Out of mind

On mastectomy
February 20, 2003

"I've got a lump," my wife says. "Feel." I'm watching the Sunday afternoon match and still have an eye on the game as she directs my hand to the outer curve of her left breast. It is the 67th minute. There is a lump. "What does it feel like?" We are in the bedroom now. She has stripped to the waist. I palpate the breast as if I am expert at detecting cancerous growths. "What do you think?" she says. "There's a bump," I say. "It's more of a bump than a lump."

The GP is reassuring at first, but develops doubts and will organise a referral to the breast clinic. Kate returns tearful. We both need cheering up so we drive to the coast, half an hour away, stopping to buy sandwiches on the way. It's a fine day. The tide is low and the sea is a hard blue. It feels good to be alive. Later, in the pub, it's my turn to be tearful. The second beer helps.

Thursday week, the day of the appointment.
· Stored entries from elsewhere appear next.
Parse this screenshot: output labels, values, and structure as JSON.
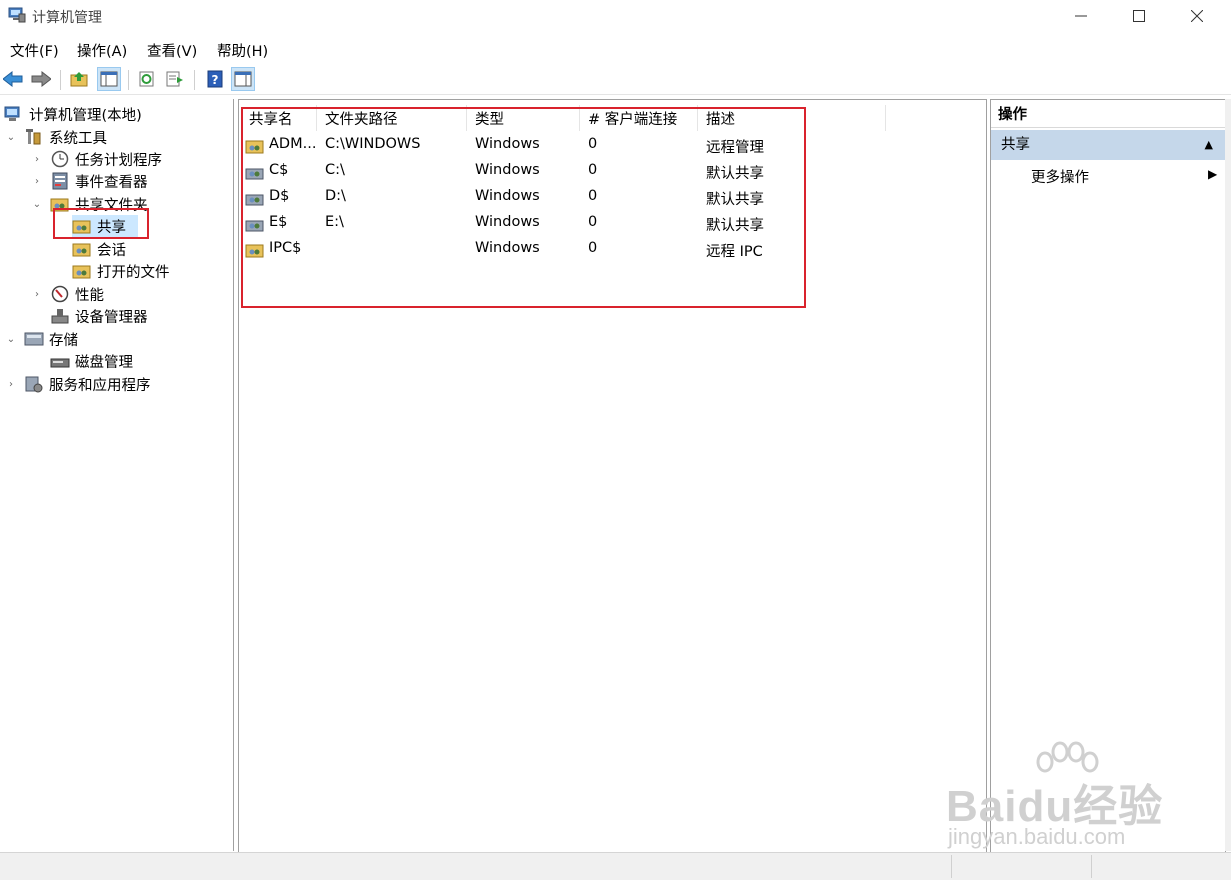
{
  "window": {
    "title": "计算机管理"
  },
  "menu": [
    "文件(F)",
    "操作(A)",
    "查看(V)",
    "帮助(H)"
  ],
  "tree": {
    "root": "计算机管理(本地)",
    "system_tools": "系统工具",
    "task_scheduler": "任务计划程序",
    "event_viewer": "事件查看器",
    "shared_folders": "共享文件夹",
    "shares": "共享",
    "sessions": "会话",
    "open_files": "打开的文件",
    "performance": "性能",
    "device_manager": "设备管理器",
    "storage": "存储",
    "disk_management": "磁盘管理",
    "services_apps": "服务和应用程序"
  },
  "table": {
    "columns": [
      "共享名",
      "文件夹路径",
      "类型",
      "# 客户端连接",
      "描述"
    ],
    "rows": [
      {
        "name": "ADM...",
        "path": "C:\\WINDOWS",
        "type": "Windows",
        "clients": "0",
        "desc": "远程管理"
      },
      {
        "name": "C$",
        "path": "C:\\",
        "type": "Windows",
        "clients": "0",
        "desc": "默认共享"
      },
      {
        "name": "D$",
        "path": "D:\\",
        "type": "Windows",
        "clients": "0",
        "desc": "默认共享"
      },
      {
        "name": "E$",
        "path": "E:\\",
        "type": "Windows",
        "clients": "0",
        "desc": "默认共享"
      },
      {
        "name": "IPC$",
        "path": "",
        "type": "Windows",
        "clients": "0",
        "desc": "远程 IPC"
      }
    ]
  },
  "actions": {
    "title": "操作",
    "section": "共享",
    "more": "更多操作"
  },
  "watermark": {
    "main": "Baidu经验",
    "sub": "jingyan.baidu.com"
  },
  "colors": {
    "selection": "#cce8ff",
    "highlight_box": "#d9232d",
    "action_header": "#c5d7ea"
  }
}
We sit in the grey-blue waiting room at the breast clinic. There is a television set in the corner with the sound muted. A television chef is baking a birthday cake. No one is interested.

Our turn. Through to the examination room, my semi-naked wife looking fragile as the surgeon prods and palpates and gets to work with his blue marker pen. He doesn't say much. The nurse does most of the talking. She's lovely.

Our turn again. Yes, there is something suspicious on the X-ray, the surgeon says. He's going to do a core biopsy. Seven slamming shots of the silver gun, and each time he holds up the phial to inspect the maggoty plugs of flesh. He's not quite getting what he wants. We'll have the results in a few days. "But you don't like the look of it," I tell him. "No," he says. "You think it's cancer." "Yes," he says. The nurse specialist has joined us, bad news personified. The surgeon leaves and it's the three of us in the examination room, Kate's tears hot on my shoulder. The nurse sits quietly. I have my back to her, which feels like a discourtesy.

It's a nasty, sticky word: mastectomy. I don't like the sound of it coming from the surgeon's mouth. We are back in the consulting room. He is plotting the likely course-surgery, chemotherapy, and radiotherapy, not necessarily in that order. We don't go straight home. We stop by the riverside and walk in the woods. I can't remember the last time I wept like this.

A week on. They're setting it up as a Bad News consultation. They have grave-jolly faces-professional wistfulness. But we know already. There isn't much by way of preliminary. The surgeon squints over his spectacles. It's a malignant, invasive, ductal carcinoma, he says, with a trace of apology. Is there anything else we want to know? Kate asks about the histology. Are the cells well, or poorly, differentiated? Poorly, he says; grade three. It's a bad one. He replays the likely treatment scenario: four cycles of neoadjuvant chemotherapy over three months; mastectomy, followed by radiotherapy. The plan is provisional because if the chemo fails to shrink the tumour they'll bring the surgery forward. Arrangements will be made for bone and liver scans. We can do bloods and a chest X-ray straight away. I keep saying "We."

How odd this is. Worse news, but a sense of relief. I have already pictured the surgeon slicing off my wife's breast. I have imagined it being thrown to waste, seen it rising in smoke through the incinerator chimney. Yet there is comfort in the thought of getting on with treatment. Whatever it takes. It almost feels relaxing to walk out across the main concourse of the hospital-like a departure lounge with its caf? and shops; this place I know in a parallel, professional, life. Out into the sunlight.

This time we don't go to weep by the riverside or walk in the woods, but head for the supermarket. A familiar-looking man in shorts and T-shirt is loading his shopping into the back of a Volvo. It's a famous television newsreader. I want to tell him our news. Back home we drink beer, eat curry and watch football.

We are handed over to another surgeon, one who specialises in breast reconstruction. Kate sits on the edge of the bed. The surgeon strokes his chin, looking at her bust with the eye of a sculptor. He stoops, presses and probes the diseased breast, then stands back for a fresh view. He takes out a little ruler and starts measuring. He's thinking on his feet. Yes, he says, we could go for a wide local excision instead of mastectomy. Despite myself, I find that I'm playing devil's advocate. I've read the latest New England Journal of Medicine and understand that, all things being equal, less radical interventions are just as effective. But I need to hear it from the wizard in the dark suit.

Five months on, post-chemo, Kate lies on a hospital bed, draped in drips and drains, recovering from her second operation in a month. The first was to remove the lump. This one has restored the breast to its original shape, although we have yet to see the sculptor's handiwork. She is swaddled in a "bear hugger" blanket, filled with warm air to aid the perfusion of blood. With her hair just starting to grow back, she looks like Roy Keane, but much prettier. And infinitely tougher.